"You'll never get ahead if you don't take care of what you have." - Doris Waddell, RIP

The late Ralph E. Williams with "Heidi" - morris mn

The late Ralph E. Williams with "Heidi" - morris mn
Click on the image to read Williams family reflections w/ emphasis on UMM.

Thursday, October 27, 2016

Award from Vikings no cause for exuberance

News can get screwed up a little as it gets dispensed word of mouth. Last Wednesday evening (10/19), I caught wind of how our high school football team was named "best in the state." My first thought: Didn't we lose to BOLD? I articulated this and was met with a puzzled look. Another person said we were honored as the "best football program in the state." So I wondered: better than Eden Prairie? Cretin-Derham Hall?
Turns out the award is co-sponsored by the Minnesota Vikings. Getting this award is like being honored by a tobacco company. The Minnesota Vikings are a behemoth commercial entertainment enterprise. It presents us with a product that abuses its player/employees, rendering them in a delicate state with serious impairments in many cases. The mental impairments have been getting special attention over the last couple years.
I don't see the point of awards like what Tiger football got. It probably comes down to a good application writer, as in grant application writer. We were chosen from among 140 programs that were "nominated," we learn through the local newspaper.
Notice how small the Morris newspaper was Saturday? Twenty pages, which is being seen more often as the print media continue its retreat. If it's this small now, a couple weeks before a national election, how small will it be right after Christmas, the traditional "down" time for papers? You're getting less of a product for your money.
If Senior Perspective can be free to readers, why can't the Morris paper?
How can 140 high school football programs possibly be compared in any meaningful way? Is this just public relations for the Minnesota Vikings?
I remember being at Pizza Hut once to photograph the winner of a trip to see the Vikings. The person was chosen at random coming in the door. Turns out, this "winner" belonged to a local church that has no time for professional football.

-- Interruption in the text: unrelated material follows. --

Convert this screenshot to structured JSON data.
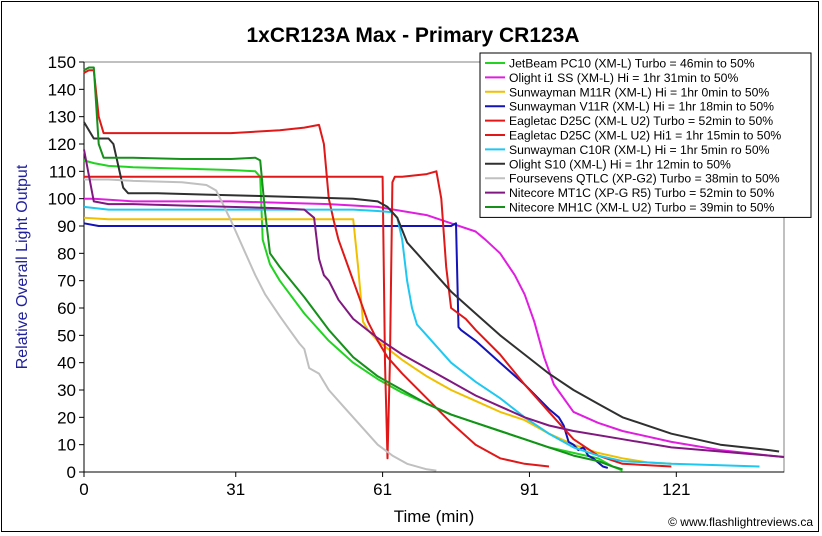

She turned down the prize. At the time, I thought her position a bit extreme, but today I'd say amen and hallelujah. I remember talking with her when the matter was settled, and she said "I don't support it" in regard to NFL football. More and more people are adopting that stance, making them seem less like outliers. Television ratings for the pro game are steadily going down, especially for the prime time games.
Surely our Big Cat Stadium fueled our pitch for getting the award. We wouldn't have that plum, if it were not for the presence of UMM in our community. So the scale was tilted toward us, unfairly one might argue.
I smiled as I realized how this award would be cause for such parochial chest-thumping in Morris. "We're best in the state!" People in the Twin Cities (like in Eden Prairie) would be amused at this exhibit of local pride among us Greater Minnesota folks. (It's a better term than "outstate.")
I'm being harsh but also realistic because there's no cause for pride in connection to football. The health revelations should cause us to close the door on this in short order. The empirical data is irrefutable.
We see a photo on page 1 of a couple females in short skirts and uniforms, what many men (like Donald Trump) would call "babes," holding a banner saying "congratulations Morris." (Trump might rate them an "8".) An announcement is being made in front of a packed MAHS gym, where it appears a spirit rally was called in connection to the award.
Our school gets $10,000 in connection with the award. Representatives of the Vikings were here. An MACA player was quoted saying he was "speechless." But he found the word "amazing."
The award affirms a strong connection between team and community, we're told. We read that "the turnout at the games is amazing." Cheers are in fact the elixir that keeps boys playing the violent sport of football. If the fans would stop coming, the game would wither away. Fans are the essential lifeblood.
The article quotes a player saying the Tigers were 7-0. That can't be, considering we lost to BOLD. But the ecstasy is such, maybe a little embellishment can be excused.
Brett Taber, a Vikings representative, was quoted saying our "marching band" is part of the mix. I haven't attended a game this year. But I'm skeptical we have a "marching band." If we did, it would perform in the Homecoming parade, which I did attend. It would be nice to see a high school marching band in the Prairie Pioneer Days parade. I have even suggested that Hancock's marching band, which performs for their July 4, come to Morris and march for Prairie Pioneer Days. Might be embarrassing for us, though.
We certainly have a viable high school football program that benefits from Big Cat Stadium. I would have preferred seeing UMM get Humanities Phase III constructed, over that football field which sits cold and empty all winter. Our sense of priorities can get thrown off-kilter.
Our high school football program is good enough to fill its purpose nicely, but I'm not sure we should seek some puffy award co-sponsored by the entertainment company known as the Vikings, whose purpose is a world apart from high school activities. NFL football is brutal.
Mike Barnicle of MSNBC says "if you ever sit at field-level for an NFL football game, you'll never allow your son to play football."
Page 1 of the fishwrap also announced an upcoming featured speaker for our community: Ben Utecht, a former pro football player. My, how we keep feeding the beast. Let's all step back, take a deep breath and be more restrained in our enthusiasm about all this. For the sake of the kids.